Now, we could mask the result with 0xFF to take only the bottom 8 bit (namely, 0x34), but that's not important in our case, since each element of destination is an unsigned byte, so when assigning a value larger than 255 (as in this case) it does unsigned overflow, which is well defined to take only the lower bytes that "fit" the target; so, destination[1]=0x34.

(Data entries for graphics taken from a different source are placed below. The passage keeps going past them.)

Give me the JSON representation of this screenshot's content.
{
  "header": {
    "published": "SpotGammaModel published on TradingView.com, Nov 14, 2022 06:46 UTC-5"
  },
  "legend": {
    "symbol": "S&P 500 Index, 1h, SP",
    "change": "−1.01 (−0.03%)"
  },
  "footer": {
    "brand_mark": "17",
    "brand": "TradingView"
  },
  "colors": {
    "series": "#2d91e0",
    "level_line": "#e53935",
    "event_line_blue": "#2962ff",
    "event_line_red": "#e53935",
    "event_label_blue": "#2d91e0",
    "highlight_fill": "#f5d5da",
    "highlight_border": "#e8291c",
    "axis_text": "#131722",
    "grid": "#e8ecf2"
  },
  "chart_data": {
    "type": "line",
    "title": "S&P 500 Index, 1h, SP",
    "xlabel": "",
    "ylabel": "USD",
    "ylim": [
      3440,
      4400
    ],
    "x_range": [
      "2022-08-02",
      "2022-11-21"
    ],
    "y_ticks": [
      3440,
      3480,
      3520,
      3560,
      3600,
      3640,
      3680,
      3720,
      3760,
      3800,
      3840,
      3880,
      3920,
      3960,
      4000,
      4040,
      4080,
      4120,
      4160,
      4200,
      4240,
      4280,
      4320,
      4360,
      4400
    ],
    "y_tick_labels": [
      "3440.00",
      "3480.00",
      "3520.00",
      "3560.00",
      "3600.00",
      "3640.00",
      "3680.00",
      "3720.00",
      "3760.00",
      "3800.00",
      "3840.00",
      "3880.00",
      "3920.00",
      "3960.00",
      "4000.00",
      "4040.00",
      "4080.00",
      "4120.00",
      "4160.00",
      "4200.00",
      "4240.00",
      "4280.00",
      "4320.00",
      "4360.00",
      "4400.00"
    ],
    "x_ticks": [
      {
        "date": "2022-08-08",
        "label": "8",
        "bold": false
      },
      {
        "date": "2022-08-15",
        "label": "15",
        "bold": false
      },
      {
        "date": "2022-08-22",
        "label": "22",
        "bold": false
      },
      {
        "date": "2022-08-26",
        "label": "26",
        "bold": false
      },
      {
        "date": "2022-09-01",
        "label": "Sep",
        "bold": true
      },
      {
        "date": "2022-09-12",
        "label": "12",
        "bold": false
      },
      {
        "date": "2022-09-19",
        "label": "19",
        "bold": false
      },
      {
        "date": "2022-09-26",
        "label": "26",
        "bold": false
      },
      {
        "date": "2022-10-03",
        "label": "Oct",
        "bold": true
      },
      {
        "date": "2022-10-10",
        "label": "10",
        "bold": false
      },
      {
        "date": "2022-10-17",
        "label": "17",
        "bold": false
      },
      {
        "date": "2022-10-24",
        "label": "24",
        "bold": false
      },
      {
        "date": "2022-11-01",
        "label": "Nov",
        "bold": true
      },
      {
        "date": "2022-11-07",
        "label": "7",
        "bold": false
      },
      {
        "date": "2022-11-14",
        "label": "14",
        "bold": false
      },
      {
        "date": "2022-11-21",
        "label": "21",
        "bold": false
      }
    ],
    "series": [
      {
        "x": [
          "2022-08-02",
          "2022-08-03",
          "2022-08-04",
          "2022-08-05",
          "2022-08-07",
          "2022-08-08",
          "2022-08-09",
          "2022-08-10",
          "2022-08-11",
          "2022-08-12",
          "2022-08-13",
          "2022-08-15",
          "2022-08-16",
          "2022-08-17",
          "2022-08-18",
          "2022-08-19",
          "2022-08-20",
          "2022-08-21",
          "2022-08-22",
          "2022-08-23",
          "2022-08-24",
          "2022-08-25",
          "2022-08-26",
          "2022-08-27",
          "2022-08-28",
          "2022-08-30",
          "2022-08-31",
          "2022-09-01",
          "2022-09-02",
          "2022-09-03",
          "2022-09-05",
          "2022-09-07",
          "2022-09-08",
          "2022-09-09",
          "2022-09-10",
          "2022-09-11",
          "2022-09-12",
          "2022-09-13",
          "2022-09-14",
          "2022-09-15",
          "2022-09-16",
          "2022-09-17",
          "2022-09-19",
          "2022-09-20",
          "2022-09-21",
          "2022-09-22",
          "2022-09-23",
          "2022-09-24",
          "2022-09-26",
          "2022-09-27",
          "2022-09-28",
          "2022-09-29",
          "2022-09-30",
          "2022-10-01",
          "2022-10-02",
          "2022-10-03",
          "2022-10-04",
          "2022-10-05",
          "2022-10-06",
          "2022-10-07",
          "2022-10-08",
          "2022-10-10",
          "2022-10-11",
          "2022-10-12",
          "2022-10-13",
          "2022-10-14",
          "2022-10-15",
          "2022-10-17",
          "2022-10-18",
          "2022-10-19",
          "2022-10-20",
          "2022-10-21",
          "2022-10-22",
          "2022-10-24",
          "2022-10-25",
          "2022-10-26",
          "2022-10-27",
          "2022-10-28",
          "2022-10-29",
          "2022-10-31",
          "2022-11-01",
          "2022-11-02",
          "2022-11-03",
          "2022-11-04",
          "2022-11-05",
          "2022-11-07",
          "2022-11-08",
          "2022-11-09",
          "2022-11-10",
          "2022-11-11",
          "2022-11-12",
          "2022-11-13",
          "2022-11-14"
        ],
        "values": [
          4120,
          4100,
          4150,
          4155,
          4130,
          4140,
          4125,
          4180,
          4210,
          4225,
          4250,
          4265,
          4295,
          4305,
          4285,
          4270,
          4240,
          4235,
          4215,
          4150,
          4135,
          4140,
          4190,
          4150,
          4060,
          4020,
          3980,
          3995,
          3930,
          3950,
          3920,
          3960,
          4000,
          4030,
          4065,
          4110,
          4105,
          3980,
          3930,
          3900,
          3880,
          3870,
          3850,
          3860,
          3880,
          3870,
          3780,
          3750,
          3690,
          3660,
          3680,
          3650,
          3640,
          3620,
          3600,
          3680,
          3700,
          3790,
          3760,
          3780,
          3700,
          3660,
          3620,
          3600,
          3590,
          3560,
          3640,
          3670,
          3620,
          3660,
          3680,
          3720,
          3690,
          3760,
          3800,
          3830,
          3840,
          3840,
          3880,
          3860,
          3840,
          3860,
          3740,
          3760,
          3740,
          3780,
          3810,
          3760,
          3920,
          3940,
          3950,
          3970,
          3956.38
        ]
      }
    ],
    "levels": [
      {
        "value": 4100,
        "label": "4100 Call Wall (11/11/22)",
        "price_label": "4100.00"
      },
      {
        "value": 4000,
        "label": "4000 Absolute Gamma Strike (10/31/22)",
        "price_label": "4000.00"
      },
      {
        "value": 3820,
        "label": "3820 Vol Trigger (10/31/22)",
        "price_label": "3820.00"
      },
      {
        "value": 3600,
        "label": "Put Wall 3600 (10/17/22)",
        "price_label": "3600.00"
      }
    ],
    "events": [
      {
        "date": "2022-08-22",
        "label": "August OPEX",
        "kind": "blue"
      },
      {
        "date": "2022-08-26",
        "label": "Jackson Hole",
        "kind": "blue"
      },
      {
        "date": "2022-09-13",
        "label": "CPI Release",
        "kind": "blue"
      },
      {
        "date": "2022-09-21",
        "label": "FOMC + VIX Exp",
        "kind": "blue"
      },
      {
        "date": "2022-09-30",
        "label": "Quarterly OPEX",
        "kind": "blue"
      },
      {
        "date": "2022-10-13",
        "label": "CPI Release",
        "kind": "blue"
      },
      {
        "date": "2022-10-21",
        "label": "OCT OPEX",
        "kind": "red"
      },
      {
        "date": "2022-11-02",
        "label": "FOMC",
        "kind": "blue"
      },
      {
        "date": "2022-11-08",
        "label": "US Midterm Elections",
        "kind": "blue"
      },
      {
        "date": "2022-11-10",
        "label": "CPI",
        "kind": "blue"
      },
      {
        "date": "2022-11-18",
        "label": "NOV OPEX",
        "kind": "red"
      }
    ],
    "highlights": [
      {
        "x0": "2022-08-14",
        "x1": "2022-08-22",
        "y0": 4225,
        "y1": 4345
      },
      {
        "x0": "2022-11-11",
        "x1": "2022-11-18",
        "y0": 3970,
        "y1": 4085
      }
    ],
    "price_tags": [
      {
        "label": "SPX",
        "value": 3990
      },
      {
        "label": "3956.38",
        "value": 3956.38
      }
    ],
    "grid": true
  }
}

Repeat this for i up to 7 and you get the required result.

Answer 2

This is essentially the same as the solution given by @Matteo Italia, but using a mask and an explicit cast to the fixed width type uint8_t instead of unsigned char. These solutions should work regardless of endianness, because the bitwise operators work on the value of the left operand, not its underlying representation.

#include <stdio.h>
#include <stdint.h>
#include <inttypes.h>

int main(void)
{
    uint64_t src = 0x3132333435363738;
    uint8_t destination[8];
    uint64_t mask = 0xff << 56;
    size_t i;

    for (i = 0; i < 8; i++) {
        destination[i] = (uint8_t) ((src & mask) >> (56 - i * 8));
        mask >>= 8;
    }

    printf("src: 0x%" PRIx64 "\n", src);

    for (i = 0; i < 8; i++) {
        printf("destination[%zu] = 0x%" PRIx8 "\n", i, destination[i]);
    }

    return 0;
}

Output is:

src: 0x3132333435363738
destination[0] = 0x31
destination[1] = 0x32
destination[2] = 0x33
destination[3] = 0x34
destination[4] = 0x35
destination[5] = 0x36
destination[6] = 0x37
destination[7] = 0x38

Answer 3

Solutions using pointer casts + pointer arithmetic, or solutions using unions will not be portable.

Here is a simple way to do this portably, no matter endianess. There may be more effective ways.

#include <stdio.h>
#include <stdint.h>
#include <inttypes.h>
#include <stdbool.h>

int main(void)
{
  uint64_t src;
  uint8_t destination[8] = {0x31,0x32,0x33,0x34,0x35,0x36,0x37,0x38};

  const uint16_t dummy = 1;
  const bool is_little_endian = *(const uint8_t*)&dummy == 1;

  src=0;
  for(size_t i=0; i<8; i++)
  {
    size_t shift = i*8;

    if(is_little_endian)
    {
      shift = 64-8-shift;
    }

    src |= (uint64_t)destination[i] << shift;
  }

  printf("%" PRIx64, src);

  return 0;
}

Answer 4

You can set a pointer to point to the uint64_t itself:

uint64_t src;
unsigned char *view;

view = (unsigned char *)&src;
for (size_t i = 0; i < sizeof(src); ++i) {
  printf("%x", view[i]);
}
printf("\n");

If you need to copy the value, not just have another view of it, the same principle applies:

uint64_t src;
unsigned char dst[sizeof(src)];
memcpy((void *)&dst, (void *)&src, sizeof(src));
for (size_t i = 0; i < sizeof(src); ++i) {
  printf("%x", dst[i]);
}
printf("\n");

Note that this will inherit the native endianness of the platform. If you want to convert endianness, you can use the library function uint64_t htobe64(uint64_t x) (Linux,BSD) or OSSwapHostToBigInt64(x) (OS X) on src before viewing/copying the string. I don't know the equivalents for Windows but I assume they have them. See I used unsigned char instead of char to avoid any sign extension issues.